Head Safety Science, Epidemiology GlaxoSmithKline Cary, United States
Background: The risks and benefits of medicine use during pregnancy are typically established through post-approval population-based observational studies. Currently, there is heterogeneity in the identification, selection and the definitions of key pregnancy and maternal outcomes of interest, exposures, risk factors, and confounders. There is also a large range of different study designs and statistical tools available for these studies.
Objectives: IMI-ConcePTION (https://www.imi-conception.eu/) identified the need to create recommendations for standardized key concepts and research methods.
Methods: The core evidence elements guide for population-based observational studies was compiled using expertise in pharmacovigilance, pharmacoepidemiology, perinatal epidemiology, statistics, perinatal clinical pharmacology, and health services research, both internal and external to IMI-ConcePTION. It also included reviews of the literature, best practices, and regulatory guidance documents.
Results: The recommendations cover core evidence elements including gestational age, exposures (dose/duration of medicine and etiological window); relevant confounders; pregnancy outcomes (live and non-live births), congenital anomalies, infant/childhood outcomes (including long-term outcomes), and maternal outcomes; research design considerations; analytical methods; statistical power/sample size considerations and study limitations.

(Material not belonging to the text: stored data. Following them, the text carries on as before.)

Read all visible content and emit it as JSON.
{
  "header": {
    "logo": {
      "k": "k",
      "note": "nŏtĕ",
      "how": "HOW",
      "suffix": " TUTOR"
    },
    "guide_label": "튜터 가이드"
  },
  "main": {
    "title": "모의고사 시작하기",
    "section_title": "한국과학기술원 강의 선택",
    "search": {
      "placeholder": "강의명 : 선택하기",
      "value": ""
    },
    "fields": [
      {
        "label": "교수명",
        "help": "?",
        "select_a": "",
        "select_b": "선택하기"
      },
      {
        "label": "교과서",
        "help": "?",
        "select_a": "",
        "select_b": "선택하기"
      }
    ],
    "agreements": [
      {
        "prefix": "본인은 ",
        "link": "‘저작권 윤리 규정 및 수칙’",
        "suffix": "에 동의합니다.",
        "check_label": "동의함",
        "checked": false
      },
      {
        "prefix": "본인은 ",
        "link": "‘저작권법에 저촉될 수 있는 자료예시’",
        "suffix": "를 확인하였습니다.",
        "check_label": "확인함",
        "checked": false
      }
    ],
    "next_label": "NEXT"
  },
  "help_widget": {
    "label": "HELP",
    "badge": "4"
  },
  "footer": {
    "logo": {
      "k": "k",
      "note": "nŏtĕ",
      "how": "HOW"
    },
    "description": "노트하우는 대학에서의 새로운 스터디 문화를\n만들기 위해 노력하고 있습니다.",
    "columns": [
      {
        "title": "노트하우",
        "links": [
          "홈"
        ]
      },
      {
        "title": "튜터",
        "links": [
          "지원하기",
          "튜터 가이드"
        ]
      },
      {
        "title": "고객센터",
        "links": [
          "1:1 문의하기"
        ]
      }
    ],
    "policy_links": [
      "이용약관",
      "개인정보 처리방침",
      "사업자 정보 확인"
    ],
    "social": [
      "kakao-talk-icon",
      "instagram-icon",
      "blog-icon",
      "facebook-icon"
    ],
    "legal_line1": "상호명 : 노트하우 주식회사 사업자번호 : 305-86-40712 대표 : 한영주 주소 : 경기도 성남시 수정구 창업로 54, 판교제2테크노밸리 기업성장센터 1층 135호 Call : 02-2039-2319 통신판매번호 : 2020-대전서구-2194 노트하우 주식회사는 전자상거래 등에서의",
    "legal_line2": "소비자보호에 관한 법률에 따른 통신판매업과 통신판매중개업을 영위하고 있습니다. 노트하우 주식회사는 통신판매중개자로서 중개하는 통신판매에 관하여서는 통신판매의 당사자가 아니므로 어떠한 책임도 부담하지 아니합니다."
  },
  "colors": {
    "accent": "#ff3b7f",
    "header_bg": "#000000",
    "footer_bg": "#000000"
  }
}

A list of “default” core evidence elements is also proposed as a minimal set of elements that should be considered in all pregnancy medicine safety surveillance studies. The recommendations also include guidance when assessing the quality of data sources.
Conclusions: This core evidence elements recommendations will facilitate setting standards with regards to the definitions used in medicine and pregnancy studies, the quality of the data and the suitability of data sources used for this work. It can also be tailored to address studies with specific research questions, particular medicines/disease areas or specific outcomes. It will promote the conduct of more standardized, high quality and clinically meaningful population-based studies among pregnant women. It will also help with alignment across different studies to improve evidence synthesis.